Grenzkontrollen und Zurückweisungen: Europäische Zivilgesellschaft fordert Vertragsverletzungsverfahren gegen Deutschland
Wegen der stationären Grenzkontrollen und Zurückweisungen muss die Europäische Kommission ein Vertragsverletzungsverfahren einleiten. Das fordert PRO ASYL gemeinsam mit zivilgesellschaftlichen Organisationen aus Nachbarstaaten Deutschlands.
Die Zurückweisungen von Asylsuchenden an deutschen EU-Binnengrenzen verstoßen eindeutig gegen europäisches Recht. Zudem drohen Verstöße gegen das Völkerrecht, schreiben zivilgesellschaftliche Organisationen aus Deutschland, Österreich, Tschechien, Luxemburg, Frankreich, den Niederlanden, der Schweiz sowie die europäische Dachorganisation European Council on Refugees and Exiles (ECRE) in dem heute veröffentlichten offenen Brief an die Europäische Kommission.
Stärke des Rechts über das Recht des Stärkeren stellen
„Wer solche nationalen Alleingänge zulässt, verletzt die Rechte von Schutzsuchenden und riskiert den Zusammenhalt der Europäischen Union. Die Europäische Union muss beweisen, dass sie die Stärke des Rechts über das Recht des Stärkeren stellt. Deshalb appellieren wir heute an die Kommission, ein Vertragsverletzungsverfahren gegen Deutschland einzuleiten“, so Karl Kopp, Geschäftsführer von PRO ASYL.

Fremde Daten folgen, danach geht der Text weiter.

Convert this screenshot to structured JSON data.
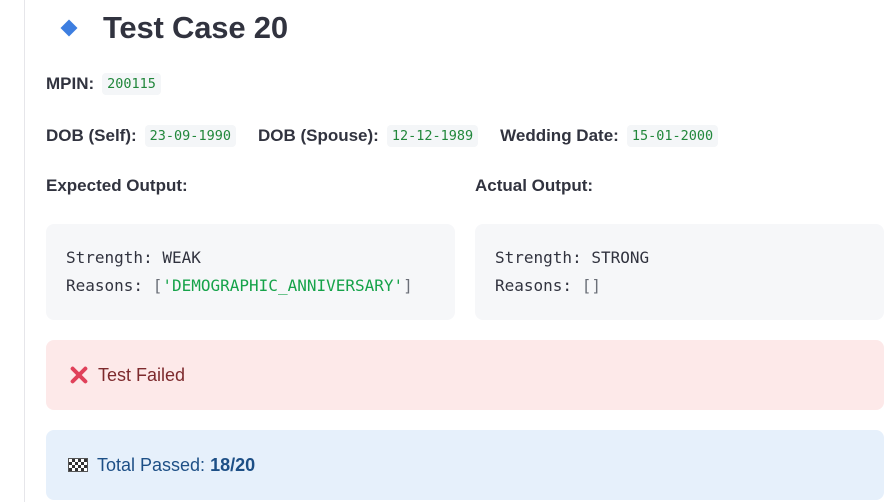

Die unterzeichnenden Organisationen appellieren an die Europäische Kommission, als „Hüterin der Verträge“ entschieden gegen die Missachtung europäischen Rechts vorzugehen und die Einhaltung gemeinsamer Regeln und Werte zu sichern. Nationale Alleingänge, die geltendes EU-Recht missachten, befeuern EU-Skepsis, stärken rechtsextreme Kräfte und tragen zu einer gefährlichen Renationalisierung innerhalb der Union bei.
„Die aktuellen Zurückweisungen von Schutzsuchenden an den deutschen Grenzen sind ein Skandal. Sie sind nicht nur kurzsichtig und unmenschlich, sondern auch eindeutig rechtswidrig. Wie zuletzt das Verwaltungsgericht Berlin bestätigt hat, verstößt Deutschland damit gegen vorrangiges europäisches Recht. Trotzdem will die Bundesregierung daran festhalten. Das widerspricht fundamental der Idee des europäischen Rechtsstaates“, so Karl Kopp.
Zum 40-jährigen Bestehen des Schengener Abkommens am Samstag, 14. Juni, machen die unterzeichnenden Organisationen außerdem darauf aufmerksam, dass die Reisefreifreiheit innerhalb des Schengen-Raumes durch Grenzkontrollen ernsthaft bedroht wird.
PRO ASYL hat begleitend zu dem offenen Brief heute auch formal Beschwerde wegen der Zurückweisung von Asylsuchenden an den deutschen Binnengrenzen bei der Europäischen Kommission eingereicht.
Hintergrund
Der Offene Brief wurde neben PRO ASYL von Vertreterinnen und Vertretern zivilgesellschaftlicher Organisationen aus sechs Nachbarstaaten Deutschlands sowie der europäischen Dachorganisation European Council on Refugees and Exiles (ECRE) gezeichnet. Sie alle setzen sich in ihrer Arbeit für die Wahrung von Rechtsstaatlichkeit und Menschenrechten in der Europäischen Union ein.
Was bereits zuvor offensichtlich war, hat das Verwaltungsgericht Berlin am 2. Juni 2025 erneut mit Blick auf die Zurückweisung von drei somalischen Asylsuchenden an der deutsch-polnischen Grenze, darunter eine minderjährige Jugendliche, bestätigt: Die Zurückweisung von Asylsuchenden an den deutschen EU-Binnengrenzen ist rechtswidrig und verstößt gegen die Dublin-III-Verordnung. Dennoch hat die Bundesregierung angekündigt, an den Kontrollen und Zurückweisungen festhalten zu wollen. PRO ASYL hatte die Klagen der drei Schutzsuchenden über den PRO ASYL-Rechtshilfefonds unterstützt.